De peulen van deze plant worden johannesbrood genoemd en zijn vooral te vinden in het Middellandse Zeegebied. Ze hebben een hoge voedingswaarde en worden onder andere geroosterd en vermalen tot carobpoeder: een alternatief voor cacao. Ook worden er verschillende likeuren en siropen van gemaakt. Van de zaden wordt johannesbroodpitmeel gemaakt dat als verdikkingsmiddel onder E-nummer E410 aan verschillende producten wordt toegevoegd.
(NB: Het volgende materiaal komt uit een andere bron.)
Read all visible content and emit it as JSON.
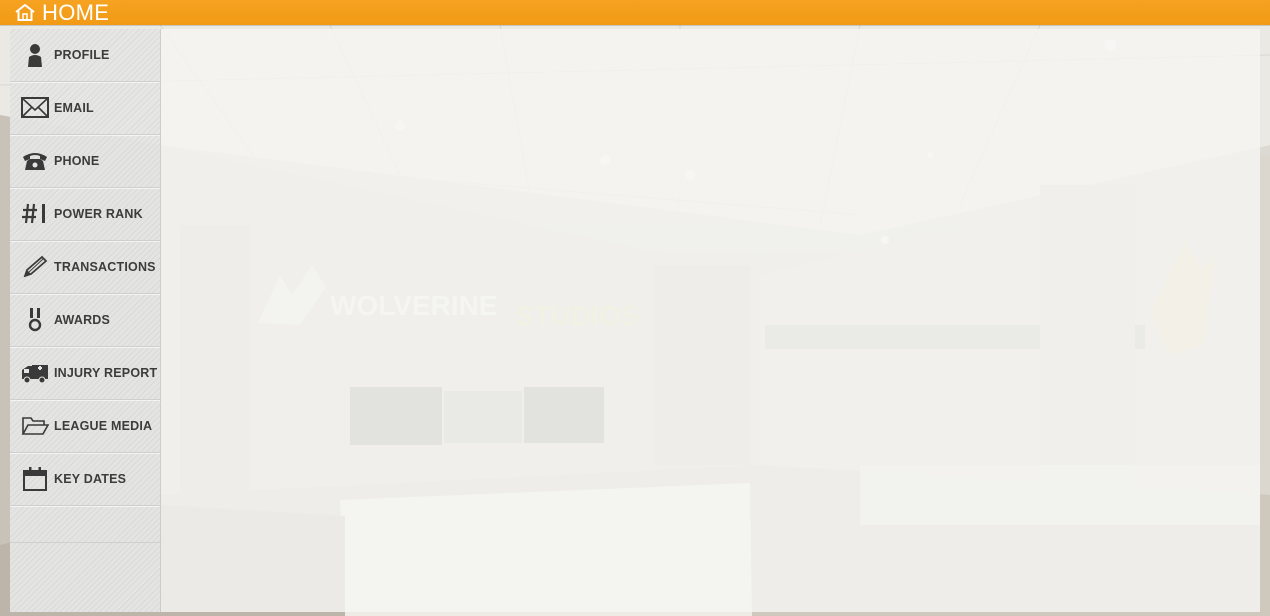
{
  "header": {
    "title": "HOME",
    "icon": "home-icon"
  },
  "brand": {
    "logo_text_primary": "WOLVERINE",
    "logo_text_secondary": "STUDIOS",
    "accent": "#f29d1a"
  },
  "sidebar": {
    "items": [
      {
        "label": "PROFILE",
        "icon": "person-icon"
      },
      {
        "label": "EMAIL",
        "icon": "envelope-icon"
      },
      {
        "label": "PHONE",
        "icon": "phone-icon"
      },
      {
        "label": "POWER RANK",
        "icon": "hash-rank-icon"
      },
      {
        "label": "TRANSACTIONS",
        "icon": "pencil-icon"
      },
      {
        "label": "AWARDS",
        "icon": "medal-icon"
      },
      {
        "label": "INJURY REPORT",
        "icon": "ambulance-icon"
      },
      {
        "label": "LEAGUE MEDIA",
        "icon": "folder-icon"
      },
      {
        "label": "KEY DATES",
        "icon": "calendar-icon"
      }
    ]
  }
}
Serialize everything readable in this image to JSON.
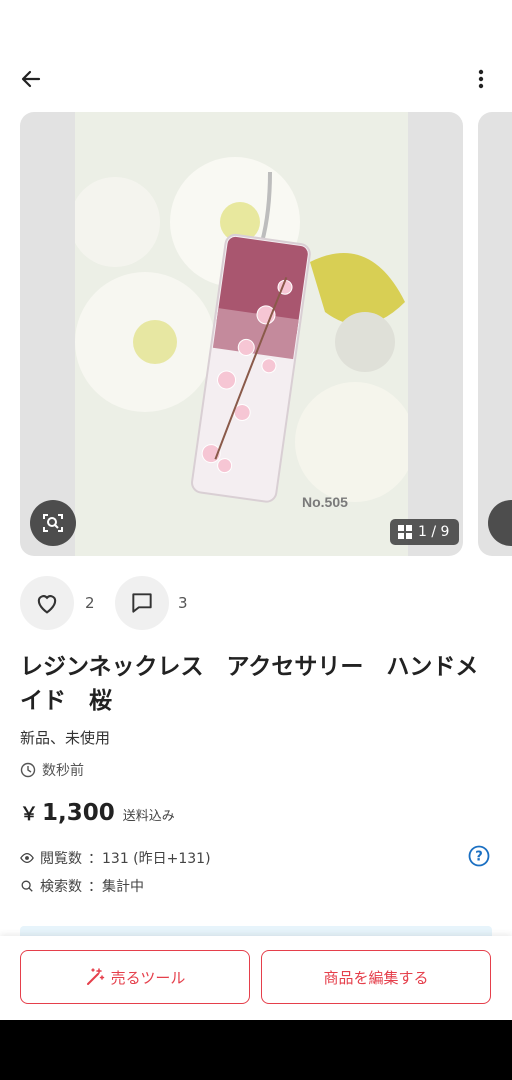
{
  "header": {
    "back_icon": "arrow-left-icon",
    "more_icon": "more-vertical-icon"
  },
  "gallery": {
    "counter": "1 / 9",
    "watermark": "No.505",
    "zoom_icon": "image-search-icon",
    "counter_icon": "grid-icon"
  },
  "reactions": {
    "likes_count": "2",
    "comments_count": "3",
    "like_icon": "heart-icon",
    "comment_icon": "comment-icon"
  },
  "item": {
    "title": "レジンネックレス　アクセサリー　ハンドメイド　桜",
    "condition": "新品、未使用",
    "posted": "数秒前",
    "price_symbol": "￥",
    "price": "1,300",
    "shipping_note": "送料込み"
  },
  "stats": {
    "views_label": "閲覧数",
    "views_value": "：131 (昨日+131)",
    "searches_label": "検索数",
    "searches_value": "：集計中"
  },
  "actions": {
    "sell_tools_label": "売るツール",
    "edit_label": "商品を編集する"
  },
  "colors": {
    "accent": "#e53f4b",
    "help": "#1a6fc2"
  }
}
Maar waar de zaden vooral bekend om zijn geworden, is dat ze altijd precies 0,2 gram zwaar zijn: 1 karaat. Daardoor werden ze vroeger gebruikt voor de gewichtsbepaling van onder andere diamanten en goud. Karaat komt van het Griekse woord kerátion dat kleine hoorn betekent en refereert aan de peulen van de johannesbroodboom.
De boom kan in de natuur gemakkelijk 15 meter hoog worden, maar wij kunnen de soort houden als kuipplant bij een minimum van -6 graden Celsius. Op een beschutte plek met bescherming kan de plant mogelijk overwinteren in de tuin. De soort is meestal tweehuizig, waardoor er minstens twee planten nodig zijn voor het verkrijgen van peulen.
Zaaibeschrijving: Zaden kort overgieten met heet water en vervolgens 24 uur in lauwwarm water laten weken. Zaaien in zaai- en stekgrond en bij 22-25 grC laten kiemen. Grond daarbij constant vochtig houden.